From the Archives


july aug 2016

Written by Ruthann LaBlance, Collections Assistant, Galt Museum & Archives

Do you know what this item is and what it was used for?

Is it a:

a. Tea diffuser?

b. Bubble gum dispenser?

c. Fare box?

If you guessed fare box, you’re correct!

Do you know what this item is and what it was used for?

It’s a Lethbridge Transit Fare Box (1970-2012).

This style of fare box was used by Lethbridge Transit in its buses from 1970 until 2012. The box was made by Diamond Manufacturing Co. of Kansas City, Missouri, which began production of this design of box in 1947. Diamond-brand fare boxes are used across Canada, in every American state, as well as in Mexico, Venezuela, Bermuda, and Guam.

When Bus Driver Diane Boulton started working for Lethbridge Transit in 1975, this fare box was already in use. She recalled that, at that time, fares were only $0.65 for Adults, $0.25-$0.35 for children under 17, and free for seniors, who had a pass.

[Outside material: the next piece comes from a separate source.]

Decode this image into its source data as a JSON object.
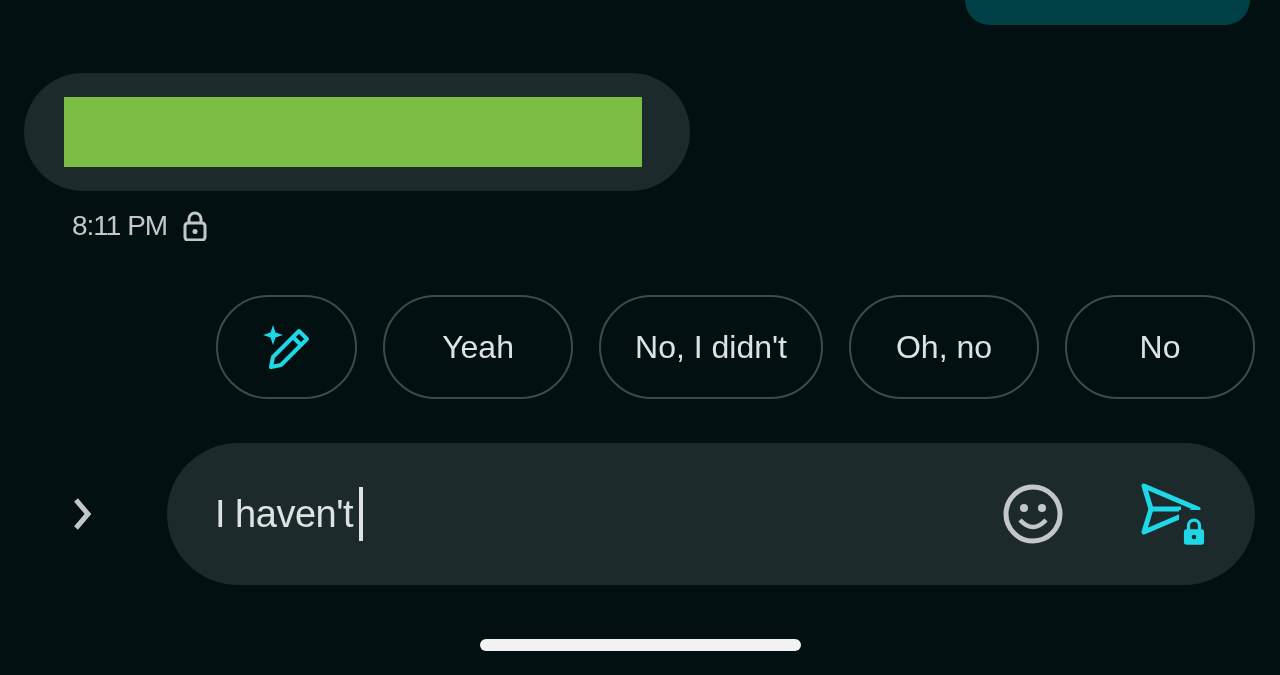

The outside of the fare box is a stainless steel tube, while the inside is a removable brass cylinder, which holds the fares. The brass cylinder was locked in place with two keys and was removed when it was full or when a shift had ended. Boulton recalled that Lethbridge Transit had 50 – 60 of the Diamond fare boxes and 120 – 150 of the brass cylinders, which would be opened each morning for the fares to be counted. She also recalled that occasionally, if the bus driver was in a hurry and the locking mechanism was not engaged, “you’d be driving down the road and all of a sudden, boom! The cylinder would drop out of the bottom.”

By 2012, the Diamond fare box was replaced with an electronic fare box, which takes an exact fare from each rider and counts each passenger. Prior to this, drivers were responsible for manually counting their passengers “to try and get some sort of statistical analysis of how many people were riding and what fare categories were riding.”